Éléphantes U16 de Côte d'Ivoire, vice championnes d'Afrique à la FIBA U16 Women's Afrobasket 2025 à Kigali

Les éléphantes U16 de Côte d’Ivoire écrivent l’histoire du sport ivoirien à Kigali. Elles ont 14, 15 ou 16 ans. Elles n’étaient pas encore connues du grand public ivoirien il y a quelques mois, mais elles sont aujourd’hui entrées dans l’histoire du basketball africain. Vice-championnes d’Afrique U16 mais aussi qualifiées pour la Coupe du Monde U17 de 2026, les basketteuses ivoiriennes U16 ont bouleversé la hiérarchie continentale. Retour sur une aventure sportive et humaine hors du commun, d’Abidjan à Kigali en passant par Bamako et Monrovia.

Une idée audacieuse, une génération façonnée dans le feu

L’histoire commence dans les bureaux de la Fédération Ivoirienne de Basketball (FIBB). Conscient que la Côte d’Ivoire manquait de repères dans le basket féminin des jeunes sur le continent depuis presque 20 ans, le président Moussa DIARRA prend une décision inédite : faire jouer ces adolescentes contre des adultes.

Cette idée de mettre en place une équipe fédérale au sein de la Fédération naît en 2005, d’une proposition de Patricia Niandaki LOROUGNON, ancienne gloire du basketball ivoirien, et se matérialise aujourd’hui sous la gouvernance du président Moussa DIARRA.

À 13, 14 ou 15 ans, elles sont inscrites comme un club portant le nom de U16 Côte d’Ivoire en Ligue d’Argent (division 2 nationale sénior), en Coupe nationale et même en championnat Espoir. Chaque week-end, elles affrontent des adversaires plus expérimentées, souvent plus grandes et physiques. La cohésion naît, la mayonnaise commence à prendre.

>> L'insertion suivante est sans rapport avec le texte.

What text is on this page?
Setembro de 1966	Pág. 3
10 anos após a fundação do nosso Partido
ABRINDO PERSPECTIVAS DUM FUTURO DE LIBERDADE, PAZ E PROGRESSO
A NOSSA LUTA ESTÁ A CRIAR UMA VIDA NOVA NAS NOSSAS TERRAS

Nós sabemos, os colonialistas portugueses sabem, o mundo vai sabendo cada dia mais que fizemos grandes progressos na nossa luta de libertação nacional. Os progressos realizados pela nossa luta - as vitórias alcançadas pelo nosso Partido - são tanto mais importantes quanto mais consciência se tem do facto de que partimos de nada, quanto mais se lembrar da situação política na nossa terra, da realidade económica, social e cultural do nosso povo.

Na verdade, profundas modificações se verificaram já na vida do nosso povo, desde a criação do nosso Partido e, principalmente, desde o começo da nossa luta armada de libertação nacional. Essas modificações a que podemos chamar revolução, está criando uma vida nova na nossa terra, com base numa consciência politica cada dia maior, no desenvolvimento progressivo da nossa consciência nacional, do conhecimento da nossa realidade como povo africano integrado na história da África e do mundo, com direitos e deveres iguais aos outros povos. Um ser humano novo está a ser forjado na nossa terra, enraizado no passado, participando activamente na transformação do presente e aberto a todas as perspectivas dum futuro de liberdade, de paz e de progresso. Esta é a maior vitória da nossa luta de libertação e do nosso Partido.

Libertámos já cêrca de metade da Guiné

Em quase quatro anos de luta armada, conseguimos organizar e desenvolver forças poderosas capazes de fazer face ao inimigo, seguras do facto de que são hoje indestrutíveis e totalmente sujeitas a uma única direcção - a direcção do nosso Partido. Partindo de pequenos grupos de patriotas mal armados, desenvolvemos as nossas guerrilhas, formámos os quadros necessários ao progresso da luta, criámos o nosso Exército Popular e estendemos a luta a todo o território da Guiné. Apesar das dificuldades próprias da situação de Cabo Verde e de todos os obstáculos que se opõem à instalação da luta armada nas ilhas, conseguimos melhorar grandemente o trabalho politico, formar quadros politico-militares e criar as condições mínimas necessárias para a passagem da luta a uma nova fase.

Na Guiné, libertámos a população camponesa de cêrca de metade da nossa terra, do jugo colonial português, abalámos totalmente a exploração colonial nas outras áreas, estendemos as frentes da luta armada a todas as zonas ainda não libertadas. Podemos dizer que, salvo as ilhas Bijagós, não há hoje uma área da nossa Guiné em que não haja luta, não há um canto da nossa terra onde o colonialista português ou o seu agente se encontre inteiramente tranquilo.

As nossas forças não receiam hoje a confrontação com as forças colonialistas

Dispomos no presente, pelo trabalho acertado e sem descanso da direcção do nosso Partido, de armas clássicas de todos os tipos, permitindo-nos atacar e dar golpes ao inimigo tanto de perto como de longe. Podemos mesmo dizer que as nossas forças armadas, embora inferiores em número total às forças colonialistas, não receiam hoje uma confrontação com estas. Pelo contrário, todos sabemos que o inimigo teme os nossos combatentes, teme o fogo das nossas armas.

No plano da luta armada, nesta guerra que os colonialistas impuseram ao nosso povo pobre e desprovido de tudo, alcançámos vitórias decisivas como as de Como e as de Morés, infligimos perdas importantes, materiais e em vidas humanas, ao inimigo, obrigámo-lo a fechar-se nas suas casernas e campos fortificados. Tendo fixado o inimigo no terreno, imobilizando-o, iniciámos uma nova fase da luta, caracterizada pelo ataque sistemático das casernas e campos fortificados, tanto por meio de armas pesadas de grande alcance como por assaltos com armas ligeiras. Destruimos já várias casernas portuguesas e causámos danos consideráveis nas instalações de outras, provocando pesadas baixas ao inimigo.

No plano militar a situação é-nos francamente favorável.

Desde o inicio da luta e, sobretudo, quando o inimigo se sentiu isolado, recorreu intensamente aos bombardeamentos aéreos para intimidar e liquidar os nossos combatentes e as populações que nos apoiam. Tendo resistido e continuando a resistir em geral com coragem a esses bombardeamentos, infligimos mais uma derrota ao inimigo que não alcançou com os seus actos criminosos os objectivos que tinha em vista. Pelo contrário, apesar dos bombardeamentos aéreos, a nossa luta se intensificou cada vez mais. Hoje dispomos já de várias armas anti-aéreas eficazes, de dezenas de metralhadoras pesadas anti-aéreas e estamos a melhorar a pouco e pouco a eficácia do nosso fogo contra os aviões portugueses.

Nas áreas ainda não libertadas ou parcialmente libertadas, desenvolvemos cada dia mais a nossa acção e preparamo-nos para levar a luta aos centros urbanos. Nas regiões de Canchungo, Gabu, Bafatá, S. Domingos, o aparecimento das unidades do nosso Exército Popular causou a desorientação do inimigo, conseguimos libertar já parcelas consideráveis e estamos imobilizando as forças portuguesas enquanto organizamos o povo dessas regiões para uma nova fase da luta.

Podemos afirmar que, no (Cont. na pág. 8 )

Mais elles essuient des défaites et encaissent parfois des corrections contre des équipes comme Friend’s Basketball Association (FBA), équipe de la Ligue d’Or (Division 1 nationale sénior), invaincue pendant deux saisons au plan local de 2023 à 2025. Mais elles apprennent et connaissent aussi des moments glorieux : victoires contre des équipes comme DC Arrow, également équipe de la Ligue d’Or.

À cette préparation locale s’ajoute une autre expérience hors du pays : le Tournoi de l’Amitié, organisé par la Fédération Malienne de Basketball. Ce tournoi à pour but de préparer les jeunes talents aux compétitions continentales à venir, une sorte de mini-Afrobasket où les Ivoiriennes croisent déjà les futures grandes nations du continent. Là encore, les résultats oscillent, mais les leçons s’accumulent. La graine d’un mental de championnes est semée.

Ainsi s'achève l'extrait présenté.